Multiple FILE arguments can be provided to retrieve information about multiple files.
The FILE argument can be either a local path or a URI. It also does not have to be an absolute path.

OPTIONS

-?, --help
Show summary of options.
-V, --version
Print version.
-f, --full-namespaces
By default, all keys and values reported about any given FILE are returned in shortened form, for example, nie:title is shown instead of http://www.semanticdesktop.org/ontologies/2007/01/19/nie#title. This makes things much easier to see generally and the output is less cluttered. This option reverses that so FULL namespaces are shown instead.
-c, --plain-text-content
If the resource being displayed has nie:PlainTextContent (i.e. information about the content of the resource, which could be the contents of a file on the disk), then this option displays that in the output.
-i, --resource-is-iri
In most cases, the FILE argument supplied points to a URL or PATH which is queried for according to the resource associated with it by nie:url.
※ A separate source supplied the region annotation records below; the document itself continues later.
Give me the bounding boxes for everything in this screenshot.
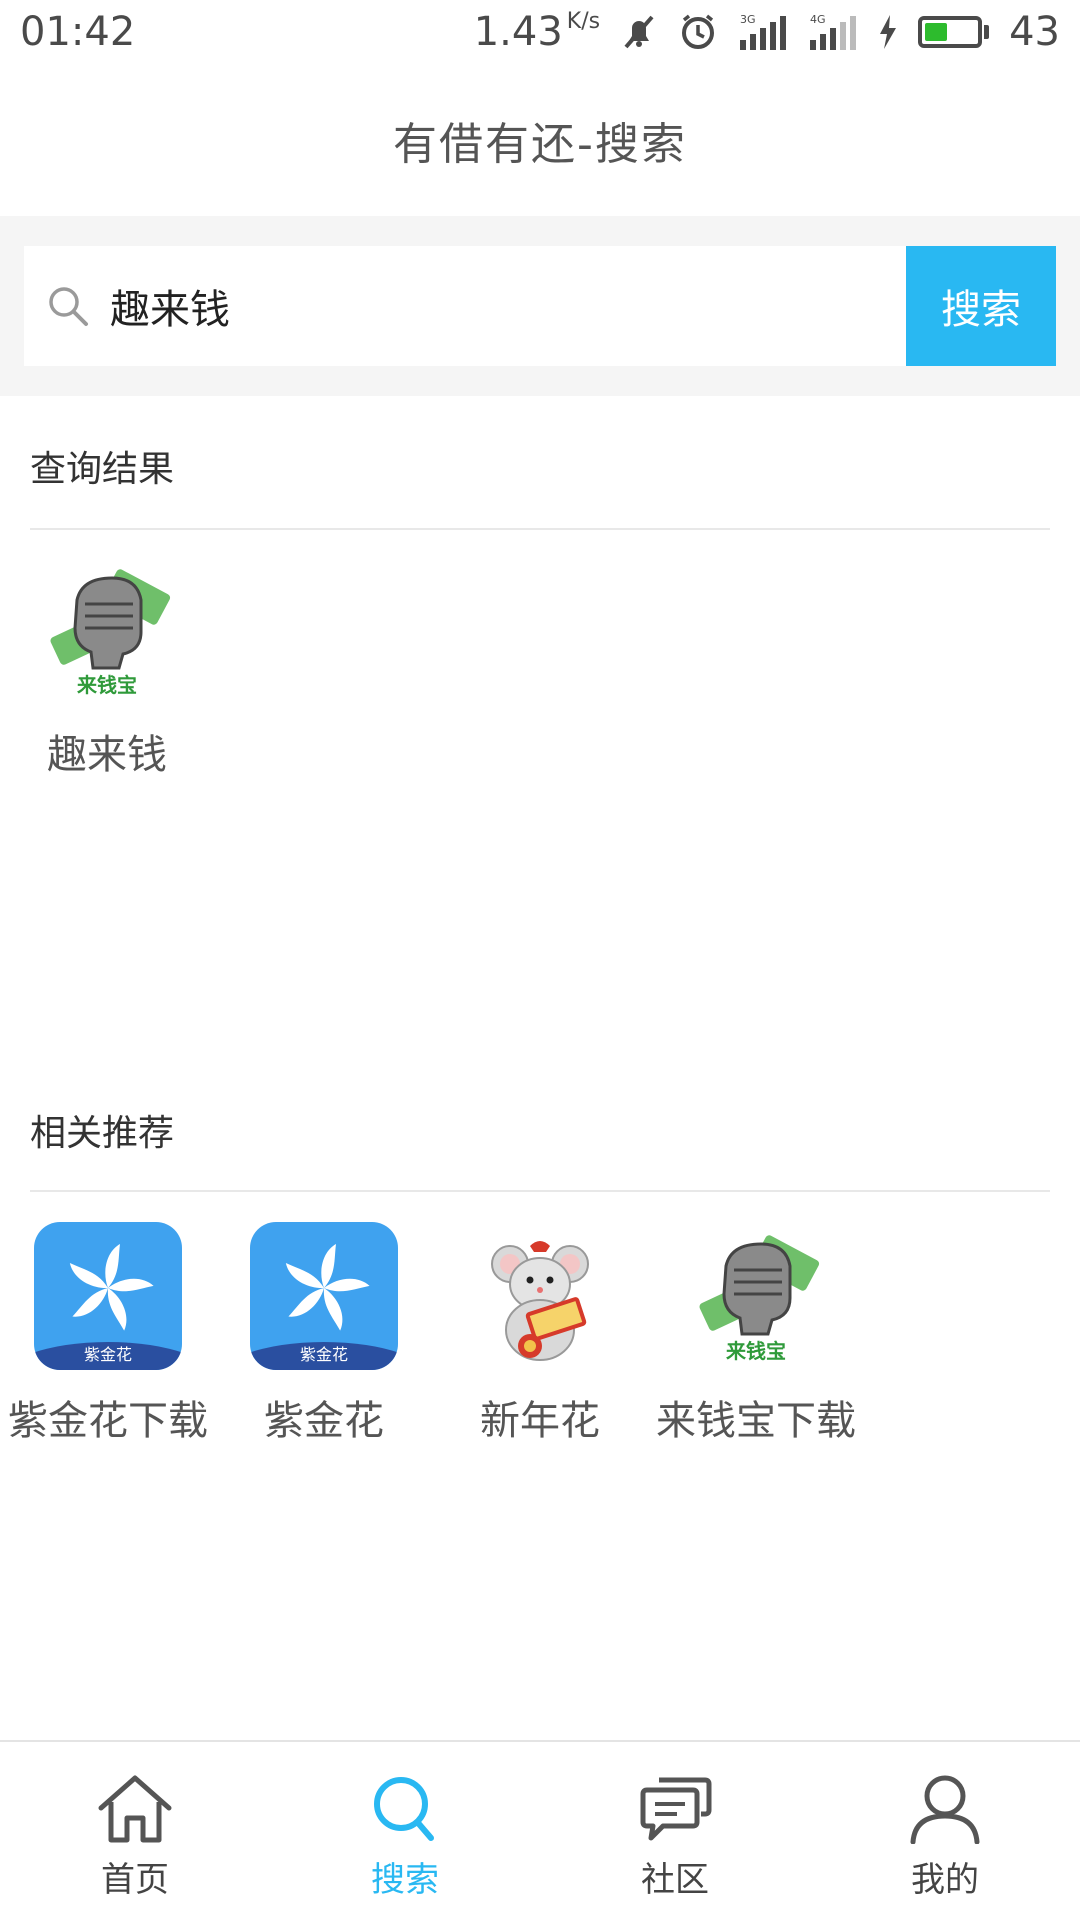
page-title: 有借有还-搜索 (393, 119, 687, 170)
chat-icon (635, 1772, 715, 1848)
recommend-item-name: 来钱宝下载 (656, 1398, 856, 1444)
home-icon (95, 1772, 175, 1848)
recommend-item[interactable]: 新年花 (432, 1222, 648, 1446)
signal-4g-icon: 4G (808, 12, 858, 52)
recommend-item[interactable]: 紫金花 紫金花下载 (0, 1222, 216, 1446)
bauhinia-icon: 紫金花 (250, 1222, 398, 1370)
bauhinia-icon: 紫金花 (34, 1222, 182, 1370)
results-title: 查询结果 (30, 449, 175, 490)
status-bar: 01:42 1.43 K/s 3G 4G 43 (0, 0, 1080, 64)
nav-item-home[interactable]: 首页 (0, 1742, 270, 1920)
status-time: 01:42 (20, 9, 136, 55)
result-item-name: 趣来钱 (47, 732, 167, 778)
battery-percent: 43 (1009, 9, 1060, 55)
svg-text:来钱宝: 来钱宝 (76, 673, 137, 697)
search-input[interactable] (110, 246, 870, 366)
search-box[interactable] (24, 246, 906, 366)
alarm-icon (678, 12, 718, 52)
recommend-item[interactable]: 紫金花 紫金花 (216, 1222, 432, 1446)
new-year-mouse-icon (466, 1222, 614, 1370)
battery-fill (925, 23, 947, 41)
nav-label: 社区 (641, 1859, 709, 1900)
bottom-nav: 首页 搜索 社区 我的 (0, 1740, 1080, 1920)
nav-label: 我的 (911, 1859, 979, 1900)
result-item[interactable]: 来钱宝 趣来钱 (32, 556, 182, 780)
search-button[interactable]: 搜索 (906, 246, 1056, 366)
nav-label: 首页 (101, 1859, 169, 1900)
search-icon (46, 284, 90, 328)
svg-text:紫金花: 紫金花 (300, 1345, 348, 1364)
user-icon (905, 1772, 985, 1848)
fist-money-icon: 来钱宝 (33, 556, 181, 704)
nav-item-community[interactable]: 社区 (540, 1742, 810, 1920)
fist-money-icon: 来钱宝 (682, 1222, 830, 1370)
header: 有借有还-搜索 (0, 64, 1080, 216)
search-area: 搜索 (0, 216, 1080, 396)
recommend-title: 相关推荐 (30, 1113, 175, 1154)
recommend-item-name: 紫金花下载 (8, 1398, 208, 1444)
results-divider (30, 528, 1050, 530)
recommend-item-name: 新年花 (480, 1398, 600, 1444)
svg-text:3G: 3G (740, 13, 756, 26)
recommend-divider (30, 1190, 1050, 1192)
search-icon (365, 1772, 445, 1848)
signal-3g-icon: 3G (738, 12, 788, 52)
network-speed: 1.43 K/s (473, 9, 601, 55)
battery-icon (918, 16, 990, 48)
svg-text:来钱宝: 来钱宝 (725, 1339, 786, 1363)
recommend-item-name: 紫金花 (264, 1398, 384, 1444)
svg-text:紫金花: 紫金花 (84, 1345, 132, 1364)
nav-item-search[interactable]: 搜索 (270, 1742, 540, 1920)
status-indicators: 1.43 K/s 3G 4G 43 (474, 9, 1060, 55)
nav-label: 搜索 (371, 1859, 439, 1900)
charging-icon (878, 15, 898, 49)
nav-item-mine[interactable]: 我的 (810, 1742, 1080, 1920)
mute-bell-icon (620, 13, 658, 51)
svg-text:4G: 4G (810, 13, 826, 26)
recommend-item[interactable]: 来钱宝 来钱宝下载 (648, 1222, 864, 1446)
However, in cases where the FILE specified turns out to be the actual URN itself, this argument is required to tell tracker-info not to do the extra step of looking up the URN related by nie:url.
For example, consider that you store URNs by the actual URL itself and use the unique nie:url in another resource (which is quite reasonable when using containers and multi-resource conditions), you would need this argument to tell tracker-info that the FILE supplied is actually a URN not URL.
-t, --turtle
Output results as Turtle RDF. If -f is enabled, full URIs are shown for subjects, predicates and objects; otherwise, shortened URIs are used, and all the prefixes Tracker knows about are printed at the top of the output.

ENVIRONMENT

TRACKER_SPARQL_BACKEND
This option allows you to choose which backend you use for connecting to the database. This choice can limit your functionality. There are three settings.
With " direct" the connection to the database is made directly to the file itself on the disk, there is no intermediary daemon or process. The " direct" approach is purely read-only.
With " bus" the tracker-store process is used to liase with the database queuing all requests and managing the connections via an IPC / D-Bus. This adds a small overhead BUT this is the only approach you can use if you want to write to the database.
With " auto" the backend is decided for you, much like it would be if this environment variable was undefined.
TRACKER_PRAGMAS_FILE
Tracker has a fixed set of PRAGMA settings for creating its SQLite connection. With this environment variable pointing to a text file you can override these settings. The file is a \n separated list of SQLite queries to execute on any newly created SQLite connection in tracker-store.

SEE ALSO

tracker-store(1), tracker-sparql(1).